Em sua última ao Correio, em fevereiro de 2014, à época das discussões sobre o início das emendas individuais impositivas, ele defendeu que não cabia ao Legislativo ter controle sobre o Orçamento. "A perspectiva de acumulação de gastos do Congresso é uma tragédia, uma patifaria. O risco de derrubada do veto da presidente é o começo da tempestade perfeita. É de uma irresponsabilidade que não tem limite", defendeu.
O economista Aloísio Araújo, professor da Escola Brasileira de Economia e Finanças da Fundação Getúlio Vargas (FGV-EPGE), manteve conversas informais com Delfim nos últimos anos sobre política econômica. Ele destacou sua capacidade de se reinventar. "Inteligente e sagaz, sempre acompanhou o debate econômico tentando se atualizar, na medida do possível", comentou.
Araújo ponderou que o economista teve erros e acertos, lembrando o legado deixado pelo "Milagre Econômico". "A palavra milagre não muito boa, houve economistas, antes, que fizeram reformas que prepararam o terreno para o crescimento econômico, não teria sido possível sem isso", disse Araújo.
A sagacidade era o diferencial de Delfim, de acordo com o colega. "O mais marcante é que ele via oportunidade para fechar investimentos, colaborou com formação da infraestrutura, construção de hidrelétricas, e foi uma fase que permitiu ao Brasil crescer muito. Ao mesmo tempo, naquela época tivemos um crescimento econômico que não se preocupou com educação, fadado a ter certas limitações", avaliou o economista.
Delfim Netto doou cerca de 100 mil livros para a FEA-USP, onde ele se formou e foi Professor Emérito. Segundo a instituição, sua biblioteca é considerada o mais completo acervo da área econômica do Brasil. "O legado acadêmico e intelectual do professor Delfim continuará a ser lembrado por todos que tiveram o privilégio de conviver com ele, e também por aqueles que poderão acessar as obras do seu acervo construído ao longo de mais de oito décadas disponível na Biblioteca da FEA-USP", disse a USP, em nota.

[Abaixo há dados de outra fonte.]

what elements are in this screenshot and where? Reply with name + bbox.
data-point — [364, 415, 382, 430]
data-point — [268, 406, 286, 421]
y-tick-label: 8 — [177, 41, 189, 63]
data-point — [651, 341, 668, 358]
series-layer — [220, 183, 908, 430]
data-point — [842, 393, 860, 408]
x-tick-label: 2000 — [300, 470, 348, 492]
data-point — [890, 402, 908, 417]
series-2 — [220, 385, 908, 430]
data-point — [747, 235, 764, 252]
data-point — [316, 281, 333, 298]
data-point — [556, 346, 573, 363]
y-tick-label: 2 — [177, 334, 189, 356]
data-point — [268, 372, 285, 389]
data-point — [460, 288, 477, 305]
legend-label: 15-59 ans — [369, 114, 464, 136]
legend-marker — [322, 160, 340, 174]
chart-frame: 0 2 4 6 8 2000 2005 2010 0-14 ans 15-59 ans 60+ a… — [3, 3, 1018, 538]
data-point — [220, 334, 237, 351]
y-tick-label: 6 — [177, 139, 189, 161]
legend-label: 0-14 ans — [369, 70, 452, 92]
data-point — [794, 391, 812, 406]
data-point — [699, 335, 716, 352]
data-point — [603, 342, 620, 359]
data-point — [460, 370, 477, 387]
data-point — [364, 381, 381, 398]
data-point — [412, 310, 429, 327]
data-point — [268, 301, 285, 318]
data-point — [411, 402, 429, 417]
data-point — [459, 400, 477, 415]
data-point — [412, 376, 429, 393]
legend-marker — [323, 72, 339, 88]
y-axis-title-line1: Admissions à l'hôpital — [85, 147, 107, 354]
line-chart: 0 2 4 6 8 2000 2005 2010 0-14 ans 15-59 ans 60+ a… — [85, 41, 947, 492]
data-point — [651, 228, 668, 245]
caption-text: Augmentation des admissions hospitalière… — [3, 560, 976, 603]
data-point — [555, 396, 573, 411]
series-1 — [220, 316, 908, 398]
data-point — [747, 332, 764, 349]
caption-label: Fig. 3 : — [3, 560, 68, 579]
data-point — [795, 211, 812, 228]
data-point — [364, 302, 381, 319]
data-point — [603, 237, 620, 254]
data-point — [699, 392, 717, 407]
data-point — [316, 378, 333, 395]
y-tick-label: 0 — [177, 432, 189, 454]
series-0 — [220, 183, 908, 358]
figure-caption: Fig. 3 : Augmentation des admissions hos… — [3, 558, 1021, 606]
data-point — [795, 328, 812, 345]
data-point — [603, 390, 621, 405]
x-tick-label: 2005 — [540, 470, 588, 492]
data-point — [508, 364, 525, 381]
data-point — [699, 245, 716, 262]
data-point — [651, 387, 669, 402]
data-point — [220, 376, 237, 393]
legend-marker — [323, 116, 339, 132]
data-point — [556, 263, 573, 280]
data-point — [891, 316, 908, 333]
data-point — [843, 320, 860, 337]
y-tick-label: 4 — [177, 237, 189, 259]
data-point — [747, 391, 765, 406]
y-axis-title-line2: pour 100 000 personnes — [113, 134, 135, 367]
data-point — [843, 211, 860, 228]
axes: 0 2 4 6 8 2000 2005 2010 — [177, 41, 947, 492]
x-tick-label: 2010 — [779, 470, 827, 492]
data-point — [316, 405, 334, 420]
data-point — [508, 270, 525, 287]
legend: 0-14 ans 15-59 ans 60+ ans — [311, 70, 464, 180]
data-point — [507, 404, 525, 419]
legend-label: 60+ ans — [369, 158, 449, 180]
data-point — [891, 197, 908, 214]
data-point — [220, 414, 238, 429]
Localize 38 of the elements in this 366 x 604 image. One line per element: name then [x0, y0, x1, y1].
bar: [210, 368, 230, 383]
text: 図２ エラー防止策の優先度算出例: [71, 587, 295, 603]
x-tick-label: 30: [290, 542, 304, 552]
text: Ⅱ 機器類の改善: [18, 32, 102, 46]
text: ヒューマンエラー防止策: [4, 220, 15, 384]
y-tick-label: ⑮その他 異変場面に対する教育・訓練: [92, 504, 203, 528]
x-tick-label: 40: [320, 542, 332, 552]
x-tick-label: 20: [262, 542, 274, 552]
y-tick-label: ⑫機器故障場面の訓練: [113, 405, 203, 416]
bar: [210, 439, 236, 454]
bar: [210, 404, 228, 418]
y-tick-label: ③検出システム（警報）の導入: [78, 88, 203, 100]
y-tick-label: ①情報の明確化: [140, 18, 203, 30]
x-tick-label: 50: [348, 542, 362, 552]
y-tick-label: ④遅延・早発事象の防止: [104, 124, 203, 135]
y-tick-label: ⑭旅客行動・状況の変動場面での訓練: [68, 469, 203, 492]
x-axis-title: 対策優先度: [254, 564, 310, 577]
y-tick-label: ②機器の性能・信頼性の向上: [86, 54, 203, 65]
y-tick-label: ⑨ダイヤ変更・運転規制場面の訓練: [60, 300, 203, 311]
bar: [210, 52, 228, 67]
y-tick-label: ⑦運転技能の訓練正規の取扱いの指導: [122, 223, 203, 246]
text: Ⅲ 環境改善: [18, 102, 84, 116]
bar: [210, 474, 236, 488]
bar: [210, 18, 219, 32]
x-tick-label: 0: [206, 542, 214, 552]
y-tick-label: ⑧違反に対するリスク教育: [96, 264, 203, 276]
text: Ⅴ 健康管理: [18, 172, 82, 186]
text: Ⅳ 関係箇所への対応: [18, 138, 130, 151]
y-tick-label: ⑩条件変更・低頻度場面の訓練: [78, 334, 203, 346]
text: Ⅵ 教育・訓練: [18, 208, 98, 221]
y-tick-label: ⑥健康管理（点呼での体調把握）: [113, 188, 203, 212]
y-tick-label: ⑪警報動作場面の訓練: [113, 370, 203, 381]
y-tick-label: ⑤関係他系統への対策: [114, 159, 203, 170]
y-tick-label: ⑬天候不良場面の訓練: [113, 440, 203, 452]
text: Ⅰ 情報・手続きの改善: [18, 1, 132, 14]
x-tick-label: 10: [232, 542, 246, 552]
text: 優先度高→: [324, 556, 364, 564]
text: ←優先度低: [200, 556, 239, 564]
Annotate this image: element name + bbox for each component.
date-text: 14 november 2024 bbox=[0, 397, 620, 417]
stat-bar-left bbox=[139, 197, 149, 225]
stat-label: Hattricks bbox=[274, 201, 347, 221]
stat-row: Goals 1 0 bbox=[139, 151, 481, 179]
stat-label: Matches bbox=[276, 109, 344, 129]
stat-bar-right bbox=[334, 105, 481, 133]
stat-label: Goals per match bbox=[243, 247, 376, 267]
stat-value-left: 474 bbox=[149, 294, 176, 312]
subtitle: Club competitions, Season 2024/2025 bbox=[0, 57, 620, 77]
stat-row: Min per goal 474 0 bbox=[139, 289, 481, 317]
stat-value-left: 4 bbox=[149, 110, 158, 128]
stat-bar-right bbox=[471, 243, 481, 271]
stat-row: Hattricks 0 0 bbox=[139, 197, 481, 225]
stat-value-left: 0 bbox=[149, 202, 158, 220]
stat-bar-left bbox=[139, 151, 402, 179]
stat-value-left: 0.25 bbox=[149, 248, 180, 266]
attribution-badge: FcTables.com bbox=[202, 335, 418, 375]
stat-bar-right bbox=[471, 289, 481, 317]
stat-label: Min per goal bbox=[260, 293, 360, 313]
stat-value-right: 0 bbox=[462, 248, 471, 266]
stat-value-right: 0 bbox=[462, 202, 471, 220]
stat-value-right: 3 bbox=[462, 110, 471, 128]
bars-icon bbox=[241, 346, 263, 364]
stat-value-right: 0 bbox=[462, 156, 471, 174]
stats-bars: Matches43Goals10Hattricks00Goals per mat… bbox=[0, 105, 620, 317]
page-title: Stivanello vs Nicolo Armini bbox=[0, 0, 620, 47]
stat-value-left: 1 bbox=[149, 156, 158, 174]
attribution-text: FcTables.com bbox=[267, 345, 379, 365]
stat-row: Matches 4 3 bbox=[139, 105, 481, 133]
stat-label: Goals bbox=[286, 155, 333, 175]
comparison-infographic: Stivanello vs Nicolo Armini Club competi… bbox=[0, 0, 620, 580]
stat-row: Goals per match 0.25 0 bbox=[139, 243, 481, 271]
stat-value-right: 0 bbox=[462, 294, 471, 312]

Ao lamentar a morte de Delfim, o presidente Luiz Inácio Lula da Silva lembrou a morte da economista portuguesa Maria da Conceição Tavares, em junho deste ano. "Em um curto espaço de tempo, o Brasil perdeu duas referências do debate econômico no país", disse ele.
O desenvolvimentismo entra ponto comum aos dois. Maria da Conceição era progressista, forte defensora da atuação do Estado como impulsionadora do bem-estar social e da promoção econômica. Já Delfim Netto se definia como um keynesiano, defensor de uma política industrial para o Brasil e a favor de uma certa intervenção estatal na economia.
"Fica o legado do trabalho e pensamento dos dois, divergentes, mas ambos de grande inteligência e erudição, para ser debatido pelas futuras gerações de economistas e homens públicos", destacou o petista.